If you have a darker skin tone, laser treatment requires extra caution. The primary risk is post-inflammatory hyperpigmentation, where the treated area becomes darker than the surrounding skin. Non-ablative lasers tend to be better tolerated in darker skin types. Some dermatologists use combination approaches, pairing gentler lasers with other treatments, to balance effectiveness with pigment safety. This is a conversation to have with a provider experienced in treating darker skin.

Microneedling and RF Microneedling

Microneedling uses a device studded with fine needles to create hundreds of tiny punctures in the skin. Like lasers, the goal is to trigger a collagen-rebuilding response. It’s less aggressive than ablative lasers, which makes it a good middle-ground option in terms of both cost and recovery. Sessions typically run between $100 and $700 each, and most treatment plans involve three to six sessions spaced a few weeks apart.

Radiofrequency (RF) microneedling takes this a step further by delivering heat energy through the needles directly into the deeper layers of skin. The combination of physical puncture and thermal energy produces a stronger collagen and elastin response than standard microneedling alone. RF microneedling is particularly effective at improving both the texture of stretch marks and the firmness of surrounding skin. For old, stubborn marks, RF microneedling generally outperforms standard microneedling, though it costs more per session.

Chemical Peels

Chemical peels use acids to remove outer layers of skin and stimulate new cell growth underneath. For stretch marks, dermatologists typically use glycolic acid (often at concentrations around 20 percent or higher) or trichloroacetic acid (TCA) peels. These work best as part of a combination approach rather than as a standalone treatment. A peel can improve the surface texture and tone of stretch marks, making them blend more with surrounding skin, but it won’t address the deeper structural changes in the dermis that give old stretch marks their sunken, thinned-out appearance.

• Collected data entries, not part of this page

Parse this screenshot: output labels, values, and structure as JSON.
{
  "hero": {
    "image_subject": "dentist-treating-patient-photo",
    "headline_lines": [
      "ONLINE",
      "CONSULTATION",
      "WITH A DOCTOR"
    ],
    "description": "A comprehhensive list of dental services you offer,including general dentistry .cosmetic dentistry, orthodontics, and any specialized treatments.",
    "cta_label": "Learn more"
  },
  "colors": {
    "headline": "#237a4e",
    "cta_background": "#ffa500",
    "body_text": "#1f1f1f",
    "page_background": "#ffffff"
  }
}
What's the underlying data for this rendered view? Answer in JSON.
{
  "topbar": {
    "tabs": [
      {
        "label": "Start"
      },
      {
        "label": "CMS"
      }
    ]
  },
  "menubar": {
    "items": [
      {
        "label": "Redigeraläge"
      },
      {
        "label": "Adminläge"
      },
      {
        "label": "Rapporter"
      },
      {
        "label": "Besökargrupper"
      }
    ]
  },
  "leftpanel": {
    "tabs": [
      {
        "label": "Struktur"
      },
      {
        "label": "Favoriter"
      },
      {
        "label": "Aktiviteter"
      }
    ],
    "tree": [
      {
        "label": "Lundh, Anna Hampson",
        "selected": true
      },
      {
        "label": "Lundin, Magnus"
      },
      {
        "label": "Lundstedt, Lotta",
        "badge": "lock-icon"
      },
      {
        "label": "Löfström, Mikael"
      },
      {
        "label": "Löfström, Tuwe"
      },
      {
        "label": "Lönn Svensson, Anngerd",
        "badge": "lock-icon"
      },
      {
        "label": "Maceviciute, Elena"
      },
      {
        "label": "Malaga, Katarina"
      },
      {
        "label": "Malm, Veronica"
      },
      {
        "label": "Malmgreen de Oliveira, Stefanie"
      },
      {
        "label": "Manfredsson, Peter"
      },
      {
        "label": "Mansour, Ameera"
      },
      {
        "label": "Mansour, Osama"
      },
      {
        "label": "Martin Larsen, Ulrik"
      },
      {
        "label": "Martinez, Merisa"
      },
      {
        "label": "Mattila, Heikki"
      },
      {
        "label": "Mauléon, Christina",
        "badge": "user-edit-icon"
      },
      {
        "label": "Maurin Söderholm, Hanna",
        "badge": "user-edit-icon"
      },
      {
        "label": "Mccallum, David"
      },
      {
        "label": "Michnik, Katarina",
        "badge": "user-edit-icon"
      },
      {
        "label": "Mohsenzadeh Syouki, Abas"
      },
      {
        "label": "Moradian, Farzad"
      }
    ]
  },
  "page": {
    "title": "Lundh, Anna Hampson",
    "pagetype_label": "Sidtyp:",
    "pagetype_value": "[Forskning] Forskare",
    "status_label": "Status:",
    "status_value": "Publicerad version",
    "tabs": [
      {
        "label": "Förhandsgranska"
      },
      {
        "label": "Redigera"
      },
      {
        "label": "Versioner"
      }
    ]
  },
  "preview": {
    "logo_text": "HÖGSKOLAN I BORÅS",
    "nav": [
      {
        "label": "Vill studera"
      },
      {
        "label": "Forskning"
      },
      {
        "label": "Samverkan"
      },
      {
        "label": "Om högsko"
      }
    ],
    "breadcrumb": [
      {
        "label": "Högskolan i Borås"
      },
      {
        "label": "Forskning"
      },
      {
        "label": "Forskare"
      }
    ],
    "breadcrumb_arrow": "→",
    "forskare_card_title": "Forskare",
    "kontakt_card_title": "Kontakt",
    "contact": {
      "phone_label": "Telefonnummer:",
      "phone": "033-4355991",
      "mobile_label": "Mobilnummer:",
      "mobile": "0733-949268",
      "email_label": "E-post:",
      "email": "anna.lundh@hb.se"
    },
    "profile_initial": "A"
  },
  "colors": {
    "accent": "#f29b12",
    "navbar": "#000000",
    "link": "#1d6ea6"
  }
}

Peels are sometimes paired with topical retinoids or vitamin C between sessions to enhance results. They’re generally less expensive than laser treatments and carry lower risk for most skin types, though darker skin tones still need careful management to avoid pigment changes.

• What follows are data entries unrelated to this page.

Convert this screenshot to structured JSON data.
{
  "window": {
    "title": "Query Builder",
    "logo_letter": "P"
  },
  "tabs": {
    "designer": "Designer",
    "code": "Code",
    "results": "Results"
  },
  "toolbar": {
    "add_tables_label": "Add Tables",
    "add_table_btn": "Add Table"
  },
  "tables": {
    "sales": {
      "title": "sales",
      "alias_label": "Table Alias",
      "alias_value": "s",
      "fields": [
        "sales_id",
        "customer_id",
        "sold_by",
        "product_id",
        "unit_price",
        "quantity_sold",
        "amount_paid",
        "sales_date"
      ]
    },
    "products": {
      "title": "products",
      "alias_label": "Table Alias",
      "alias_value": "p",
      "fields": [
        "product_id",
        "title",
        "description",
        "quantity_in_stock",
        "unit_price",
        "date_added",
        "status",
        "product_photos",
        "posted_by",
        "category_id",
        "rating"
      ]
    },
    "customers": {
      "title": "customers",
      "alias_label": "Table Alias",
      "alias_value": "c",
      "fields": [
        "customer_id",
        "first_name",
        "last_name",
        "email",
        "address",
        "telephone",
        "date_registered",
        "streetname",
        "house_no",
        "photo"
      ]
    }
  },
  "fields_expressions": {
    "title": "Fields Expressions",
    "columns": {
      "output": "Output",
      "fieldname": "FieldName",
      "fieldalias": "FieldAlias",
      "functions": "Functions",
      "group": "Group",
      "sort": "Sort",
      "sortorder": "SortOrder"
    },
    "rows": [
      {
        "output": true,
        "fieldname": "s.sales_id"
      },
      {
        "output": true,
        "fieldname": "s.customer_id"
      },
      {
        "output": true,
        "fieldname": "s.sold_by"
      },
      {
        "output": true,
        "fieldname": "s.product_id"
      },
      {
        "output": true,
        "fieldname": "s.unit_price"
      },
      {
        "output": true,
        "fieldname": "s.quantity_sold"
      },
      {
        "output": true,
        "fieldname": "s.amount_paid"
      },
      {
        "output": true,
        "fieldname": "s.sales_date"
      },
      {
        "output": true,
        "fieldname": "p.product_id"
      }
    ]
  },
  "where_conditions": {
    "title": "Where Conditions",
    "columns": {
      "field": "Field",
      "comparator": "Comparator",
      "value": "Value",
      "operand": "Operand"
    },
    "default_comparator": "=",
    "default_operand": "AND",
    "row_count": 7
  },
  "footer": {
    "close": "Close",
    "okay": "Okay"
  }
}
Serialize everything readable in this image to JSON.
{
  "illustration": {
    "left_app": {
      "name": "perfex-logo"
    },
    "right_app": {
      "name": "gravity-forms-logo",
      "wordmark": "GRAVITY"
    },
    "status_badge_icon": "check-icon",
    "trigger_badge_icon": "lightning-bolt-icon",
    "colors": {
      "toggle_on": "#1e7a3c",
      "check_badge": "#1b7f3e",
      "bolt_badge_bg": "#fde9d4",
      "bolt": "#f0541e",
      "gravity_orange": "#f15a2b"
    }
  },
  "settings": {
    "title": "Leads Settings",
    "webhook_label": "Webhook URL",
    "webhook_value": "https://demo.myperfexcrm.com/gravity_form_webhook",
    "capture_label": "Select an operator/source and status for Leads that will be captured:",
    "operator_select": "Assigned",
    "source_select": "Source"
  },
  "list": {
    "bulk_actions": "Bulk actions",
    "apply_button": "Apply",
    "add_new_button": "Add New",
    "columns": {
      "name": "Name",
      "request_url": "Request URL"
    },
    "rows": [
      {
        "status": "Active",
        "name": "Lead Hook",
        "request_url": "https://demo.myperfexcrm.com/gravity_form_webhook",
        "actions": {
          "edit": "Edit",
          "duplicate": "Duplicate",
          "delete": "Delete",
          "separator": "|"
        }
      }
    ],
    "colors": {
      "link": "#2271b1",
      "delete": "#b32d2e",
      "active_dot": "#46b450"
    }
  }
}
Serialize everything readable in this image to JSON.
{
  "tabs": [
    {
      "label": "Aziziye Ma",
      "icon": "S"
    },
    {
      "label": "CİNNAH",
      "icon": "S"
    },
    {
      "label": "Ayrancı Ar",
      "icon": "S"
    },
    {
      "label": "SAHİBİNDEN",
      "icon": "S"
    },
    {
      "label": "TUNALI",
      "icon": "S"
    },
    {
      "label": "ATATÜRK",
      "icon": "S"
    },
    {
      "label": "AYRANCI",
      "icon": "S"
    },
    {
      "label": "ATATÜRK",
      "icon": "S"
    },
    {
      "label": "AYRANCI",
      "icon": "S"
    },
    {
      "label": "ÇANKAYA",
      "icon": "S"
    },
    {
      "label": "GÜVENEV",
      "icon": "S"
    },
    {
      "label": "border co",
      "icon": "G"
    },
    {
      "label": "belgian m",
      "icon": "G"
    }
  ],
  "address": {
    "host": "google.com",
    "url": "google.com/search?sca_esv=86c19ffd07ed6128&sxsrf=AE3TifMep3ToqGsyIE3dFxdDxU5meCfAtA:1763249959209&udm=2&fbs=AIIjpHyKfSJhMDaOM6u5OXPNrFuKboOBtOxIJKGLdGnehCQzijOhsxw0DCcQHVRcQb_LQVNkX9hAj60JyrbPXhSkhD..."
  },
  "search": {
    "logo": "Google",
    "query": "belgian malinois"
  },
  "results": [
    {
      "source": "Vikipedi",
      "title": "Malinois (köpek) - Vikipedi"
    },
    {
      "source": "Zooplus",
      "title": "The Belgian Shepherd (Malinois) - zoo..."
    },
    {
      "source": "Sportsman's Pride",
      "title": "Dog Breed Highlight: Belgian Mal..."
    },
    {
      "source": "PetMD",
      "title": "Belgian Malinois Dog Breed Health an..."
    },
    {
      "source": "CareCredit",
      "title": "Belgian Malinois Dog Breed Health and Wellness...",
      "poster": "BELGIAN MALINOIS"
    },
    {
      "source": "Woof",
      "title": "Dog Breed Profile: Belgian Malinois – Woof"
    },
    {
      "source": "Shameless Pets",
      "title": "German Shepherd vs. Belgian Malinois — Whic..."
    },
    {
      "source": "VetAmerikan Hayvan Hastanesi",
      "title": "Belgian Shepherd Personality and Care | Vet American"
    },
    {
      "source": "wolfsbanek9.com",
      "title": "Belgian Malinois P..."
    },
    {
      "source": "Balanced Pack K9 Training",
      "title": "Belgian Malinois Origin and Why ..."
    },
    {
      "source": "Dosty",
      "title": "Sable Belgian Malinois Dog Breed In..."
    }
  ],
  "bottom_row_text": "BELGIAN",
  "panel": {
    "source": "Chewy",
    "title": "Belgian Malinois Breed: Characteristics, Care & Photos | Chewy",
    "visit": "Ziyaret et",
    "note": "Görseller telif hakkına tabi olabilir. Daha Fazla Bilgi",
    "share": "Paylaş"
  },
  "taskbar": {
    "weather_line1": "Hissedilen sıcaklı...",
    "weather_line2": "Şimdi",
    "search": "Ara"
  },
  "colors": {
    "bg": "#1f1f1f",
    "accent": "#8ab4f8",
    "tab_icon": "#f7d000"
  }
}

Combination Treatments Get Better Results

One consistent finding across the research is that combining treatments outperforms any single approach, especially for old white stretch marks. A dermatologist might pair fractional laser sessions with microneedling, or alternate chemical peels with RF microneedling, tailoring the combination to your skin type and the severity of the marks. Multi-modality strategies have shown better outcomes than monotherapy in several reports, particularly for treatment-resistant old stretch marks.

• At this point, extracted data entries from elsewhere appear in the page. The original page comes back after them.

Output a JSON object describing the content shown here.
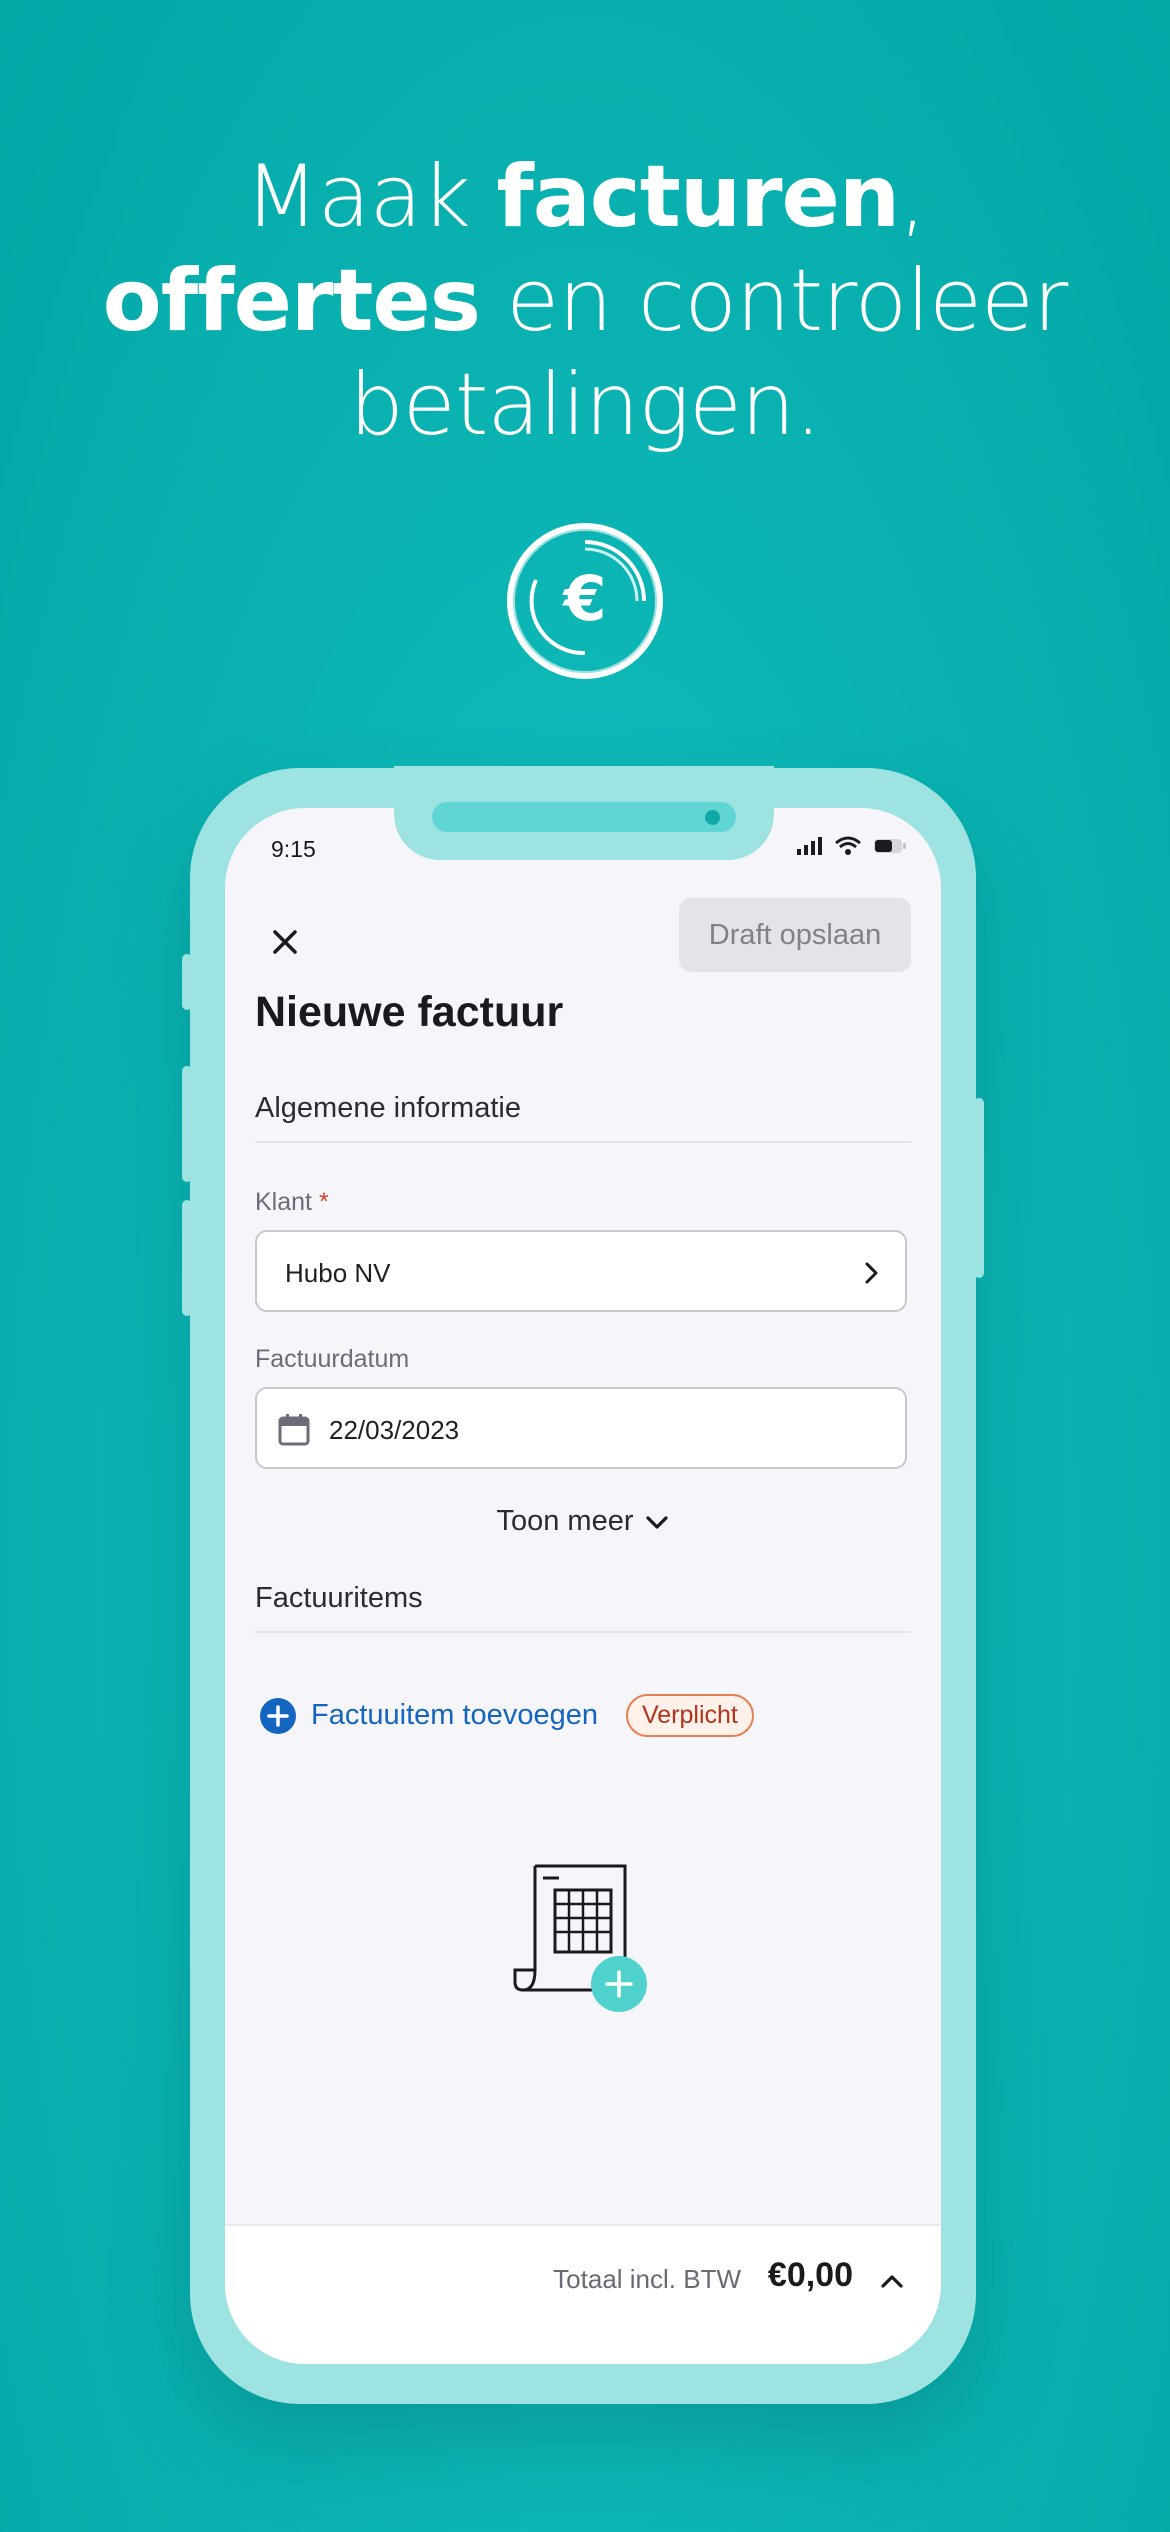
{
  "headline": {
    "line1_pre": "Maak ",
    "line1_bold": "facturen",
    "line1_post": ",",
    "line2_bold": "offertes",
    "line2_post": " en controleer",
    "line3": "betalingen."
  },
  "badge": {
    "symbol": "€",
    "icon": "euro-coin-icon"
  },
  "status_bar": {
    "time": "9:15",
    "icons": [
      "signal-icon",
      "wifi-icon",
      "battery-icon"
    ]
  },
  "toolbar": {
    "close_icon": "close-icon",
    "draft_label": "Draft opslaan"
  },
  "page": {
    "title": "Nieuwe factuur"
  },
  "general": {
    "header": "Algemene informatie",
    "client": {
      "label": "Klant",
      "required_mark": "*",
      "value": "Hubo NV"
    },
    "invoice_date": {
      "label": "Factuurdatum",
      "value": "22/03/2023"
    },
    "show_more": "Toon meer"
  },
  "items": {
    "header": "Factuuritems",
    "add_label": "Factuuitem toevoegen",
    "required_badge": "Verplicht"
  },
  "footer": {
    "total_label": "Totaal incl. BTW",
    "total_value": "€0,00"
  },
  "colors": {
    "background": "#0bb5b4",
    "phone_frame": "#9de3e1",
    "link_blue": "#1465bf",
    "required_orange": "#e6814f",
    "illustration_accent": "#4fd1cd"
  }
}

This matters because old stretch marks involve damage at multiple levels: the surface texture is different, the deeper collagen structure is disrupted, and the skin is thinner. Addressing all of those layers usually requires more than one type of treatment.

Realistic Expectations and Timeline

The most important thing to understand is that no treatment will make old stretch marks disappear. The realistic goal is to make them less noticeable: flatter, narrower, closer to your natural skin tone, and smoother to the touch. For most people, a 20 to 60 percent improvement is what the evidence supports, and that range depends heavily on how old and wide the marks are, your skin type, and how many treatment sessions you complete.

Timelines are slow. Professional treatments require multiple sessions over weeks or months, and visible improvement often lags behind the actual treatment. Collagen remodeling is a gradual biological process. You might finish a full course of laser treatment and not see the final results for another two to three months. Plan for a commitment of six months to a year from your first session to your best results.

Cost adds up quickly. A full course of ablative laser treatment can easily reach $8,000 to $15,000 or more. Microneedling is the most affordable professional option, with a full series potentially running $500 to $4,000 depending on the type and number of sessions. None of these treatments are typically covered by insurance, since they’re considered cosmetic.